Winsen. Noch bremsen Vorschriften aus der Raumordnung das Projekt: Wenn sich das ändert, könnte im Ortsteil Tönnhausen ein Solarpark entstehen.
Ein neuer Solarpark für Winsen? Das bayerische Ingenieurbüro Actensys würde ihn gern im Ortsteil Tönnhausen bauen. Doch noch stehen dem nicht zu überwindende Vorbehalte in den Raumordnungsprogrammen von Kreis und Land entgegen. Deshalb hat der städtische Planungsausschuss jetzt eine Entscheidung zunächst vertagt. Deutlich ist aber: Die Politik hat Interesse an dem Park, um die bundespolitisch gewünschten erneuerbaren Energien zu fördern und damit zum Klimaschutz beizutragen.
Die Spezialisten aus Bayern, die bereits 2700 Anlagen geplant und gebaut haben, brachte WendelinSchmücker ins Spiel. Der größte Schafhalter im Landkreis Harburg hatte eine Fläche von 38 Hektar für das Projekt ausgeschrieben, von denen ihm 25 Hektar gehören. Den Rest hat er gepachtet. Auf dem Terrain weiden Schmückers Tiere.
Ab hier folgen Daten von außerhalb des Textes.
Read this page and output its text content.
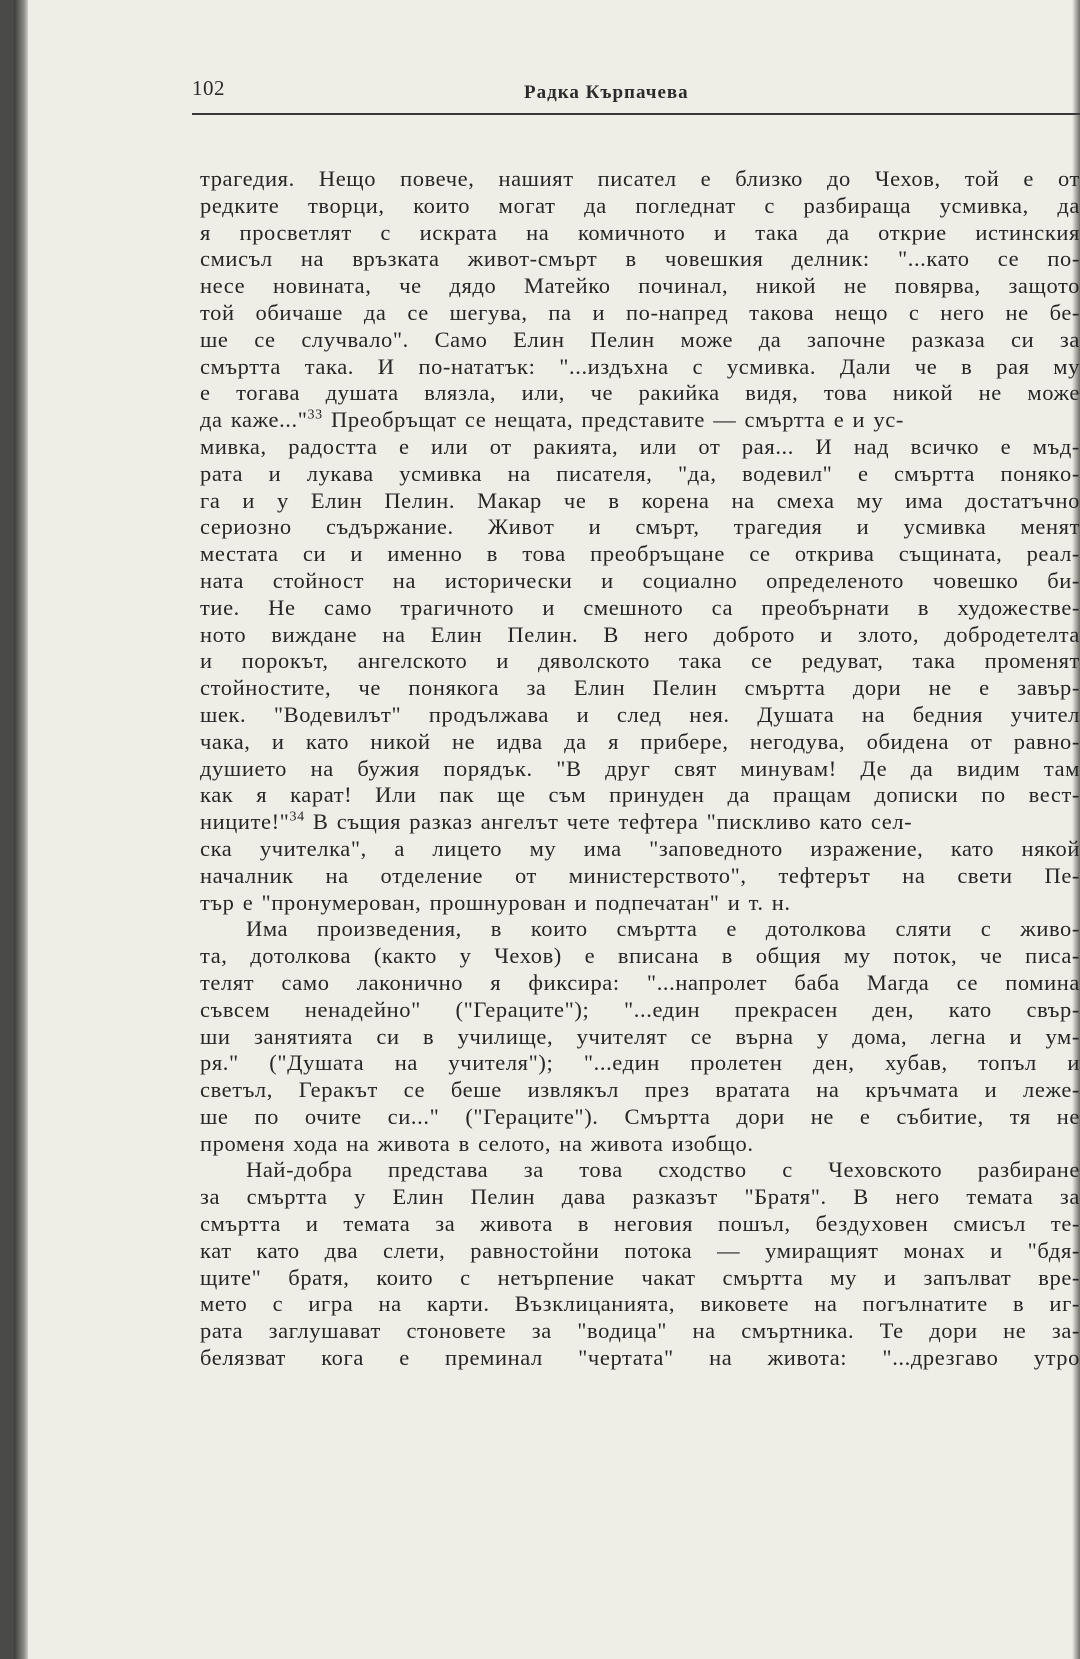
102	Радка Кърпачева
трагедия. Нещо повече, нашият писател е близко до Чехов, той е от
редките творци, които могат да погледнат с разбираща усмивка, да
я просветлят с искрата на комичното и така да открие истинския
смисъл на връзката живот-смърт в човешкия делник: "...като се по-
несе новината, че дядо Матейко починал, никой не повярва, защото
той обичаше да се шегува, па и по-напред такова нещо с него не бе-
ше се случвало". Само Елин Пелин може да започне разказа си за
смъртта така. И по-нататък: "...издъхна с усмивка. Дали че в рая му
е тогава душата влязла, или, че ракийка видя, това никой не може
да каже..."$^{33}$ Преобръщат се нещата, представите — смъртта е и ус-
мивка, радостта е или от ракията, или от рая... И над всичко е мъд-
рата и лукава усмивка на писателя, "да, водевил" е смъртта понякo-
га и у Елин Пелин. Макар че в корена на смеха му има достатъчно
сериозно съдържание. Живот и смърт, трагедия и усмивка менят
местата си и именно в това преобръщане се открива същината, реал-
ната стойност на исторически и социално определеното човешко би-
тие. Не само трагичното и смешното са преобърнати в художестве-
ното виждане на Елин Пелин. В него доброто и злото, добродетелта
и порокът, ангелското и дяволското така се редуват, така променят
стойностите, че понякога за Елин Пелин смъртта дори не е завър-
шек. "Водевилът" продължава и след нея. Душата на бедния учител
чака, и като никой не идва да я прибере, негодува, обидена от равно-
душието на бужия порядък. "В друг свят минувам! Де да видим там
как я карат! Или пак ще съм принуден да пращам дописки по вест-
ниците!"$^{34}$ В същия разказ ангелът чете тефтера "пискливо като сел-
ска учителка", а лицето му има "заповедното изражение, като някой
началник на отделение от министерството", тефтерът на свети Пе-
тър е "пронумерован, прошнурован и подпечатан" и т. н.
Има произведения, в които смъртта е дотолкова сляти с живо-
та, дотолкова (както у Чехов) е вписана в общия му поток, че писа-
телят само лаконично я фиксира: "...напролет баба Магда се помина
съвсем ненадейно" ("Гераците"); "...един прекрасен ден, като свър-
ши занятията си в училище, учителят се върна у дома, легна и ум-
ря." ("Душата на учителя"); "...един пролетен ден, хубав, топъл и
светъл, Геракът се беше извлякъл през вратата на кръчмата и леже-
ше по очите си..." ("Гераците"). Смъртта дори не е събитие, тя не
променя хода на живота в селото, на живота изобщо.
Най-добра представа за това сходство с Чеховското разбиране
за смъртта у Елин Пелин дава разказът "Братя". В него темата за
смъртта и темата за живота в неговия пошъл, бездуховен смисъл те-
кат като два слети, равностойни потока — умиращият монах и "бдя-
щите" братя, които с нетърпение чакат смъртта му и запълват вре-
мето с игра на карти. Възклицанията, виковете на погълнатите в иг-
рата заглушават стоновете за "водица" на смъртника. Те дори не за-
белязват кога е преминал "чертата" на живота: "...дрезгаво утро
Für das Projekt sollen 18 Millionen Euro investiert werden
Nun sollen dort 18 Millionen Euro investiert und eine Kapazität von 34 Megawatt installiert werden. „Damit könnten wir 8500 Haushalte mit Strom versorgen und gleichzeitig 13.600 Tonnen Kohlendioxid einsparen“, sagte Martin Neher, der die Planungen von Actensys im Ausschuss vorstellte.
Die Vorteile für die Stadt zählte der bei dem Ingenieurbüro für die Akquise und die Projektfinanzierungen zuständige Bankbetriebswirt gleich mit auf: Außer einem Beitrag zur Energiewende gebe es vor allem auch Gewerbesteuereinnahmen durch den Firmensitz in Winsen und dazu 0,2 Cent pro erzeugte Kilowattstunde, die an die Stadt gehen. Diese Regelung hat die Regierungskoalition vor einigen Tagen beschlossen. Hochgerechnet auf die 34 Megawatt ergibt sich für Winsen jährlich eine Summe von 68.000 Euro.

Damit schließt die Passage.